Please find more information at Open Banking
The UK Open Banking API standard is a set of technical and security specifications that allows licensed third-party providers to access bank account data and initiate payments on behalf of customers, with their consent. It was developed under the direction of the UK’s Open Banking Implementation Entity (OBIE) to ensure interoperability, strong security, and consistent customer experience across all participating banks. By standardising APIs, it enables competition, fosters innovation, and gives consumers more control over their financial data and services.
FAPI is a general-purpose high-security API protection profile over OAuth. It has been adopted as a nationwide standard in many countries in order to make data exchanges in Open Banking as secure as possible in the context of third-party account information sharing or payment initiation. The UK Open Banking standard adopts the FAPI 1.0 advanced standard.
These read/write APIs provide the ability for approved/authorised account information service providers (AISPs) to access a customer’s (payment service user, PSU) account and transaction information for domestic business current accounts (BCAs) and personal current accounts (PCAs), only when the PSU grants consent. This API is developed according to the Open Banking Read/Write API Specifications, see https://www.openbanking.org.uk/
These read/write APIs provide the ability for authorised payment initiation service providers (PISPs) to initiate domestic payments, setup new domestic scheduled payments & domestic standing orders, only when the PSU grants consent. This API is developed according to the Open Banking Read/Write API Specifications, see https://www.openbanking.org.uk/
Ths read/write API allow a Card Based Payment Instrument Issuer ('CBPII') to make a request to confirm funds are available. This API is developed according to the Open Banking Read/Write API Specifications, see https://www.openbanking.org.uk/
A TPP, Third Party Provider, can perform the following roles once they are registered with their National Competent Authority (NCA):
Account Information Service Provider (AISP)

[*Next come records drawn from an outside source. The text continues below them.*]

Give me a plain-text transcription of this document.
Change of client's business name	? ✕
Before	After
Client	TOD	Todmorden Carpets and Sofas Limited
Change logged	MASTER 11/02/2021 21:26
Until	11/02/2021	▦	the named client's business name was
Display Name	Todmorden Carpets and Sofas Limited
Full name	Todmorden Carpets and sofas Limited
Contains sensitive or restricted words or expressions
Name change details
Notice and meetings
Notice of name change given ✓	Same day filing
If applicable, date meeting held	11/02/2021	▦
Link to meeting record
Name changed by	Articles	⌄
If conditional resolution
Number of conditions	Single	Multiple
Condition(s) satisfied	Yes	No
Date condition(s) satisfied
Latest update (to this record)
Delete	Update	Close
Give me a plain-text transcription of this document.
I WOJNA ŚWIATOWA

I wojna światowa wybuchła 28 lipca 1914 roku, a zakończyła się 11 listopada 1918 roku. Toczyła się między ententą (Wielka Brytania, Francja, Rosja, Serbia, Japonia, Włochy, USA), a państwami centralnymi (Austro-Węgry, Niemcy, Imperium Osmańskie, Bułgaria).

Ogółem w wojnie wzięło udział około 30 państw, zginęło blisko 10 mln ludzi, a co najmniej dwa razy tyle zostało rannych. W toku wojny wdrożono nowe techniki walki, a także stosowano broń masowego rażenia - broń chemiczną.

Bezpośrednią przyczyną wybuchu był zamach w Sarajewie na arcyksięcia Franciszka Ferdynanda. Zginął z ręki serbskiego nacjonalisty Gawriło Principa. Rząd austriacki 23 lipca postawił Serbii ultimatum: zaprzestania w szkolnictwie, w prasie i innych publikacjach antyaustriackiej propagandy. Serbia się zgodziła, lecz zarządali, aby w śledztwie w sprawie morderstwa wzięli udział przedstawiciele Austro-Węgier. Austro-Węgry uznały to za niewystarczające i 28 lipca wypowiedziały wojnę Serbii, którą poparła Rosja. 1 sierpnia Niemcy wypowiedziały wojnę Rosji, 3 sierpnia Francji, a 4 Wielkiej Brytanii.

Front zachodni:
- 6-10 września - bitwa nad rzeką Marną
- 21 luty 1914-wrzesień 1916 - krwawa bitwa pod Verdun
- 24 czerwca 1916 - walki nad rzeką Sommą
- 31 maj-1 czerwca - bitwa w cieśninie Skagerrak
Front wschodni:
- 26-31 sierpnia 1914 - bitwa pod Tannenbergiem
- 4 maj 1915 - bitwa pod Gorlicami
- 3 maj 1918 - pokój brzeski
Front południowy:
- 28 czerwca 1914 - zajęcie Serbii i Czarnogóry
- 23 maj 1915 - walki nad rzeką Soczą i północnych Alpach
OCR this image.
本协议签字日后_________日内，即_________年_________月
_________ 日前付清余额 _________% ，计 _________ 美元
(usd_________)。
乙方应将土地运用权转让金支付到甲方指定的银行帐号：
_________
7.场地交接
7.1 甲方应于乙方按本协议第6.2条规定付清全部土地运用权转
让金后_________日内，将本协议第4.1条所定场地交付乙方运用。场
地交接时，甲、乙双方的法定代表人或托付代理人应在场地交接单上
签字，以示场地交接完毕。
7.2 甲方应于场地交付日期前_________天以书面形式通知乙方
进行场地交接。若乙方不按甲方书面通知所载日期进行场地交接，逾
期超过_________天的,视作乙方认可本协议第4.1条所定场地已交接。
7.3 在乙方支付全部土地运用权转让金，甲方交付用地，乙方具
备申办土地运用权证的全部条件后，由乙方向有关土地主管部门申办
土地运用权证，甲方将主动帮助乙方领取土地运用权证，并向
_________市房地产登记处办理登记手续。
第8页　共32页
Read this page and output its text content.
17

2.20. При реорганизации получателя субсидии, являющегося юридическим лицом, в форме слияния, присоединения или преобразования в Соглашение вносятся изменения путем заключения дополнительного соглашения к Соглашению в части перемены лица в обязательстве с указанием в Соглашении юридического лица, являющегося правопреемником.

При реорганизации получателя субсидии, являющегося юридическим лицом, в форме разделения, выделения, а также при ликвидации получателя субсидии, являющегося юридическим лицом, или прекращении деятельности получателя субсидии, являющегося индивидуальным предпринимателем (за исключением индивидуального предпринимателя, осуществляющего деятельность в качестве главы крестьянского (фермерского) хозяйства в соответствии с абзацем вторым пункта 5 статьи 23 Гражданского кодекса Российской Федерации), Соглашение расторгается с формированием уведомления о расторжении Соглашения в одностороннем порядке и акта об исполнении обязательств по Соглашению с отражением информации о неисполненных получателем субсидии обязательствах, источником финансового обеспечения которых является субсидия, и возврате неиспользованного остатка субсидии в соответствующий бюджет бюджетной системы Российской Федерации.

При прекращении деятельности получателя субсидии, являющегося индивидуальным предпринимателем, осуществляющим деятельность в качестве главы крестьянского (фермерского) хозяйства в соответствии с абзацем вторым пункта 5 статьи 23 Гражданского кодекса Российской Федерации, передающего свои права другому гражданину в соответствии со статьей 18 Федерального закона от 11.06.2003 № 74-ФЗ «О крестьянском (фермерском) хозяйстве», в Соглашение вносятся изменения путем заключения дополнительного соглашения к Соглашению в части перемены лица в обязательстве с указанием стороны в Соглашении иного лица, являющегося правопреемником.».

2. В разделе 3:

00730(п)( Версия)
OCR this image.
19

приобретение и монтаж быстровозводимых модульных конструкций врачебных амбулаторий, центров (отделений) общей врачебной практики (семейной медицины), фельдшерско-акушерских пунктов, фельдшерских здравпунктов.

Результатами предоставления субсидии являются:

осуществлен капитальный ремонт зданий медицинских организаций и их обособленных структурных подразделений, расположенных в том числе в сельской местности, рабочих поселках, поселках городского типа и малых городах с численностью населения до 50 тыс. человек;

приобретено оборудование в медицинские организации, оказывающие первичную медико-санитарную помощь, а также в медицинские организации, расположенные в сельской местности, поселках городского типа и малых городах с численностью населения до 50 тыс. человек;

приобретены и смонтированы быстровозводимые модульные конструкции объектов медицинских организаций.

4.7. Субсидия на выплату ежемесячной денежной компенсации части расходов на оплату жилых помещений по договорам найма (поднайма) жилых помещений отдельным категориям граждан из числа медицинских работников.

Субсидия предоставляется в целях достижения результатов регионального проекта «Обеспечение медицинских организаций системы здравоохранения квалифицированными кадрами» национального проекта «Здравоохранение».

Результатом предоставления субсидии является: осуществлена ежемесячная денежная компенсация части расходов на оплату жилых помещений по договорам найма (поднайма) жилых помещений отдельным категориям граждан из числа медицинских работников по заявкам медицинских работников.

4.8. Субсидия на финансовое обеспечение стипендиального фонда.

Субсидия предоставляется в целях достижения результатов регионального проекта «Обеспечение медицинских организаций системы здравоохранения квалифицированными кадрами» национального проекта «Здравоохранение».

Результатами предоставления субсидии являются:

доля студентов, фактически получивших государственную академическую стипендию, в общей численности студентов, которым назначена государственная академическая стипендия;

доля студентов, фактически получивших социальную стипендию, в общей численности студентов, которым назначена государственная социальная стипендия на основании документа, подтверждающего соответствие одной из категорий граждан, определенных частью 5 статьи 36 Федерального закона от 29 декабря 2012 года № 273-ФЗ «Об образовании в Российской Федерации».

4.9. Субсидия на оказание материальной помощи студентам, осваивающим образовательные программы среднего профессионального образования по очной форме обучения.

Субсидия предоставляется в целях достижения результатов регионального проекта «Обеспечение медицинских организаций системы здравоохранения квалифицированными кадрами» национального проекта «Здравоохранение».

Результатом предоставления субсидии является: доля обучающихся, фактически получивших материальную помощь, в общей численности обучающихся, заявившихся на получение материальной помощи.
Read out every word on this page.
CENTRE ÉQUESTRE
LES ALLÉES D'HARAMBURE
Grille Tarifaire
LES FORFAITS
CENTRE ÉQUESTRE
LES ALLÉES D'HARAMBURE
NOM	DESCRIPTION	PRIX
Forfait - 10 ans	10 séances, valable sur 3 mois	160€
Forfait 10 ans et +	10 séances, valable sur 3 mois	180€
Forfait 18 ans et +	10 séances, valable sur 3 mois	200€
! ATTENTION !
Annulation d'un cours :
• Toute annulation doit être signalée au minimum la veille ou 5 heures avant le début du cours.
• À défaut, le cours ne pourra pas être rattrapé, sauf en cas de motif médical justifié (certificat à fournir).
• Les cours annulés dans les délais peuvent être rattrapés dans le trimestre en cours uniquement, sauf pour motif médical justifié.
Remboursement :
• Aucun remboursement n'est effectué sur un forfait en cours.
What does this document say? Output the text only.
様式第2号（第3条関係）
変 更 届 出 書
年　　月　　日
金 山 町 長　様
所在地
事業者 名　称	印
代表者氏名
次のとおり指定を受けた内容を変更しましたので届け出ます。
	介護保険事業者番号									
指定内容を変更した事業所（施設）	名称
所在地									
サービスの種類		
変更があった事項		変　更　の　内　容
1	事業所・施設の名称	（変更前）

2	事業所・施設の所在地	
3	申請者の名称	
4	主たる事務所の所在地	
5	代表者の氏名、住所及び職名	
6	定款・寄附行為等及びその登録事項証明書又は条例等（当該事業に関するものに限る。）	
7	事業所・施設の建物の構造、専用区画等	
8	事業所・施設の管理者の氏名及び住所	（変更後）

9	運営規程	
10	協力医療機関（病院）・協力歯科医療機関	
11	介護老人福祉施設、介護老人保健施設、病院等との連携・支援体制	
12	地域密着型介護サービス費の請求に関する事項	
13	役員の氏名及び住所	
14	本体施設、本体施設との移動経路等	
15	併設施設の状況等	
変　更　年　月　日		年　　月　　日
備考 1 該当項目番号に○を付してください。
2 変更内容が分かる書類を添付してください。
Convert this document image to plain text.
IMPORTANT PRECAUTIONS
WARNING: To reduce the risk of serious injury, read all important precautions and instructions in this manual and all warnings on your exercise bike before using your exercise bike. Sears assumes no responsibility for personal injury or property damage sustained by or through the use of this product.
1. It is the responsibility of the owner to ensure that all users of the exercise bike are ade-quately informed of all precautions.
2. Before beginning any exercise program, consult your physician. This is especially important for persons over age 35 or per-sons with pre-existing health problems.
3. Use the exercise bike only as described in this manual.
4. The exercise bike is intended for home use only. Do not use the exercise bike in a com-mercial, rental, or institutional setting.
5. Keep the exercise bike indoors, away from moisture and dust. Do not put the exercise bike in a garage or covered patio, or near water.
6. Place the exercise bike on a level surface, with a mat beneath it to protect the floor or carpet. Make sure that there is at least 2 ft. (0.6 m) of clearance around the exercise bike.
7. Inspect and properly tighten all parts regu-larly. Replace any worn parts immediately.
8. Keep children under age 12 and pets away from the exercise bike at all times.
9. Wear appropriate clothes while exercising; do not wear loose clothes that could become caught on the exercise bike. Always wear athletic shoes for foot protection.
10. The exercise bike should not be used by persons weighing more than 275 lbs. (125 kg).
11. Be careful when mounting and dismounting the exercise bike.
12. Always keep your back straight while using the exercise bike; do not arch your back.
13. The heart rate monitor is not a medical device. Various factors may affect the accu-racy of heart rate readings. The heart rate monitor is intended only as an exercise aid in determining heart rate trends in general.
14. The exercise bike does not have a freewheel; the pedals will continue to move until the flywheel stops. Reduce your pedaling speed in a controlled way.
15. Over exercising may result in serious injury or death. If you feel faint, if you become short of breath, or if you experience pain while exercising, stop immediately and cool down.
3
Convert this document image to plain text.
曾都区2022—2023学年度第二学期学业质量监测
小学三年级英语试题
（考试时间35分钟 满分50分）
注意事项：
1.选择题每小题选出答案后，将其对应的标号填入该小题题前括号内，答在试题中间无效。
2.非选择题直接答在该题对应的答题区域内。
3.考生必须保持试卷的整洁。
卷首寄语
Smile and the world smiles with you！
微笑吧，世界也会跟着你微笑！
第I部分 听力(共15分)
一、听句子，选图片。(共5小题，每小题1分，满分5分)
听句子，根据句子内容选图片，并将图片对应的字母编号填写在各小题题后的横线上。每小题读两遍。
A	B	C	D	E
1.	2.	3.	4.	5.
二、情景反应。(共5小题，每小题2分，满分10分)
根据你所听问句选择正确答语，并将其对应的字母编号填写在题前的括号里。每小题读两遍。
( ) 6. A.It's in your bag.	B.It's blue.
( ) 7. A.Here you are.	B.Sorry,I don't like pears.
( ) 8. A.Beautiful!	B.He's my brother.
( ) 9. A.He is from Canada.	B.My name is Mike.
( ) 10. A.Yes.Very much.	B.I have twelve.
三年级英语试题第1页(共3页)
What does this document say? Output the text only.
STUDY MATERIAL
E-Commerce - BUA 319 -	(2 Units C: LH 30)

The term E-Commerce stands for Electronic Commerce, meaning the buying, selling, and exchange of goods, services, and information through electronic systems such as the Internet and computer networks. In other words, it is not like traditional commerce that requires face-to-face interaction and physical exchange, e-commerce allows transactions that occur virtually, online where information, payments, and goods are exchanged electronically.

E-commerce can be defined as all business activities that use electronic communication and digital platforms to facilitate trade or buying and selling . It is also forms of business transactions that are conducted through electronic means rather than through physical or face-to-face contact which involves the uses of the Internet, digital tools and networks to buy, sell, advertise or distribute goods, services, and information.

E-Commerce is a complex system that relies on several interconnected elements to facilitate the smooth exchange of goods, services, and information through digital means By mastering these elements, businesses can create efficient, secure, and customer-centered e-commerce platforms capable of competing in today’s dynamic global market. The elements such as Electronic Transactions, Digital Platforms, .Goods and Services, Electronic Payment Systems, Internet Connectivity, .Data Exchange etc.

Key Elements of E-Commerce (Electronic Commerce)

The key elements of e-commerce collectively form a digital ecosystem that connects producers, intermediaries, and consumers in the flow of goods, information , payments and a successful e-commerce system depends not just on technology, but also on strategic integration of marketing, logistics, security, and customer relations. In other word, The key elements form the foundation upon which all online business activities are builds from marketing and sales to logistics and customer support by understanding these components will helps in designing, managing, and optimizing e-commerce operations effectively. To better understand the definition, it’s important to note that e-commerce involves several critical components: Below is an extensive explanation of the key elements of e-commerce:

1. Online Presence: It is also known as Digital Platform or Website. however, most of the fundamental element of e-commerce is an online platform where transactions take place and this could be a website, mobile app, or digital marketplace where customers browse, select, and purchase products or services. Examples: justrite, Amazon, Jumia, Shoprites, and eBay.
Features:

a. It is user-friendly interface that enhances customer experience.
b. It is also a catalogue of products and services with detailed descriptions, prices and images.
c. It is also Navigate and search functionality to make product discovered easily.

Payment Initiation Service Provider (PISP)
Technical Service Provider (TSP)
As a TPP, in order to access our Read/Write APIs, you need to be enrolled with Open Banking (Enrolling Onto Open Banking Guide) and registered with the Financial Conduct Authority (FCA) or a National Competent Authority (NCA), as either an AISP and/or PISP, TSP.
This will then enable you to access our APIs through the Allica Bank Developer Portal
Yes, Allica Bank has a test facility ../40-sandbox.md available through our Developer Portal. This will be made available in March 2019.
Check out our [../20-getting-started.md](Get Started) guide for a step by step guide on how to start testing with our Sandbox APIs.
There are full specifications provided by OBIE available on their [https://openbanking.atlassian.net/wiki/spaces/DZ/overview](Developer Zone) from which we’ve built our APIs. Our APIs are based solely on Open Banking Limited’s UK Open Banking specification as is the industry standard.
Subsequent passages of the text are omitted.